I knew what I had to do if I wanted to try and fight this disease without falling into the bandaid approach of medication. So, I made the decision to go Plant-Based. No meat, no dairy, no eggs and no processed foods, just whole foods full of micronutrients!

There was an initial transition period of stressing where I would get all the protein that I once thought I needed to sustain my workouts and my energy and figuring out what to eat, when to eat, how much to eat etc. So I spent the first month not weighing anything, not calculating macros, listening to my body and focussing on FOOD for FUEL and HEALTH instead of numbers on a spreadsheet. I started by eating animal protein for 1 meal a day, and then slowly that turned into 1-2x per week. Until finally I realized I was just holding on to the habit that I had eaten meat my entire life, and finally went fully plant-based.

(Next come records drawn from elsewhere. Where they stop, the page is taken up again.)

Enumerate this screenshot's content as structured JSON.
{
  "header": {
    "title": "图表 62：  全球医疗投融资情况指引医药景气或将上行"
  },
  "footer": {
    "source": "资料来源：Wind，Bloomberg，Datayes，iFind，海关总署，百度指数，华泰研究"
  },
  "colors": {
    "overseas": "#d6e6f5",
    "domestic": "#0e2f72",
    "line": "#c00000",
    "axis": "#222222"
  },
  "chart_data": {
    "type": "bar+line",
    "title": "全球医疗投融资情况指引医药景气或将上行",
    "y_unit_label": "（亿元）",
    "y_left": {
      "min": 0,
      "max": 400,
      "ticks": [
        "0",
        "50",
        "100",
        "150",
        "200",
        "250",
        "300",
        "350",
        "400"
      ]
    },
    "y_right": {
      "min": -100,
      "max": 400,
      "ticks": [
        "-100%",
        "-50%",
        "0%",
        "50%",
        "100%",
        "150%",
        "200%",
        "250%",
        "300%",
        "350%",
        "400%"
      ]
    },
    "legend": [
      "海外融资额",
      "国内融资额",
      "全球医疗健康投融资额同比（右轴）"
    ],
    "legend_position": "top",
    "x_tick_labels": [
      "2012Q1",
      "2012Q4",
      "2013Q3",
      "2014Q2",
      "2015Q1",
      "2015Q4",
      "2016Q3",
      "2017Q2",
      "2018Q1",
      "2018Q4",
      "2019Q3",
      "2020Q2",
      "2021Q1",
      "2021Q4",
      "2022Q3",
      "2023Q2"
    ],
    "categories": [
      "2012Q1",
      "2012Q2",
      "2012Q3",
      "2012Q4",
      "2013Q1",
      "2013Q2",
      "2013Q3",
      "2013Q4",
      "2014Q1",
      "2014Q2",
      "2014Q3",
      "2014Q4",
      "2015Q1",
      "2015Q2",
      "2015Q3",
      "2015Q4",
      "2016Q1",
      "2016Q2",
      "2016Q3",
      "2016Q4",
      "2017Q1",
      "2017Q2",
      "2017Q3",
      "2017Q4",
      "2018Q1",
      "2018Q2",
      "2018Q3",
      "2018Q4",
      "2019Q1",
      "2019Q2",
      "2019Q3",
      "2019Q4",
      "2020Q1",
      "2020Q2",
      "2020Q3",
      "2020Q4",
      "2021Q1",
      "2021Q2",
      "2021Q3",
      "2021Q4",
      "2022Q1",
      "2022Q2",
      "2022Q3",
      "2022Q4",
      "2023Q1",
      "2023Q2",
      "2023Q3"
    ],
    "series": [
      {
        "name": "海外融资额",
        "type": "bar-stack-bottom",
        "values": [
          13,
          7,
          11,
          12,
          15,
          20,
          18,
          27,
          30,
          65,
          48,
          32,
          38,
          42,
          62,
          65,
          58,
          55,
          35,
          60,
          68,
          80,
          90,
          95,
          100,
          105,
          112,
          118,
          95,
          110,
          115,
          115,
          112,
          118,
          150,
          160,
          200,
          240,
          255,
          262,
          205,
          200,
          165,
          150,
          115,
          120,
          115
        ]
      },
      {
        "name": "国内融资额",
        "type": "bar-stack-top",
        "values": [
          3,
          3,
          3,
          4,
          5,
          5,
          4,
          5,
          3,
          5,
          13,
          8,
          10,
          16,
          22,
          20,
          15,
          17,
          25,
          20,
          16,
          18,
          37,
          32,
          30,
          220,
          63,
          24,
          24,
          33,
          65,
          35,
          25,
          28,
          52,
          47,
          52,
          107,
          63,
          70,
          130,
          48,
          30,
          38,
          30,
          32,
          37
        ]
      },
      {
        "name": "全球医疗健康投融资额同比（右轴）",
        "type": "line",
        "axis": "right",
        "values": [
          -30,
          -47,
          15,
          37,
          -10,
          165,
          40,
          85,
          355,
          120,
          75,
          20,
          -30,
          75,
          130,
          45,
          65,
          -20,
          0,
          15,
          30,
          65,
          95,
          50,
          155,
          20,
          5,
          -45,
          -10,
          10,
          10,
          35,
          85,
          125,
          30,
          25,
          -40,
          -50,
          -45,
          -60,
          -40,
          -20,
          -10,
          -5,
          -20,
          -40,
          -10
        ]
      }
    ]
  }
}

After going onto a plant-based whole foods diet, this is what I have found:

  1. Symptoms of my Crohn’s went away within a week and have stayed away
  2. I actually didn’t need the amounts of proteins I was getting when I was eating meat. Whether my body is just becoming better at absorbing the proteins from whole plant based foods, or I just really don’t need ALL that protein I had been taught and told I needed from the personal training world, Im not sure. All I know is I am still able to train and put on muscle and get stronger while staying lean with about half of the amount of protein I was eating before.
  3. Mental clarity that I have is unreal. Years of suffering from ADHD, gone. I don’t need to drink coffee to focus, and I’m able to put my thoughts together more concisely.
  4. My period has become regulated and less painful cramps and not nearly as heavy as a flow.
  5. Skin, hair, nails have never been as healthy as they are now.
  6. Relationship with food is much healthier. I’m not afraid to eat, I don’t stress about counting macros or calories, I don’t obsess about my weight etc.
  7. My body easily digests foods it used to have a problem with (i.e. beans, soy, raw vegetables, etc don’t cause pain and bloating)

I only continue to improve and thrive daily living on a plant-based diet. I continue to read, learn and listen to my body. I invest in the advice of others who have followed a plant-based diet for longer than I have, with some of the same goals physically as me. And I will continue to treat my disease through diet and healthy living for as long as I can.

If you are struggling with some sort of illness, especially a digestive one, I strongly urge you to look into what you are putting into your body. You may have to sacrifice things that are comfortable to you or foods that you love, but if there is any time where sacrifice is worth it, it should be when it can drastically improve your health.

Let food be the power to help you heal.


5 thoughts on “The Power of Food

  1. You never shared the intensity/duration of your problem. I’m so happy you’ve been able to get this under control as I can relate to EVERY aspect of your story! I have chosen to control my symptoms differently by slowing my digestive process. Even though it’s only being controlled it’s better than what we have experienced!. Probably never go into complete remission but control is good for someone my age, wish they would find a cure without the side effects! Hope and pray you’re on the right track and can beat this nasty disease. It’s a pain…YUK YUK, Love ya…DAD


    1. good for you, Melissa for sharing your experiences. I am sure this story will give people the encouragement to pursue another route other than that prescribed by medication by our often “not so knowledgable” physicians and ‘specialists’.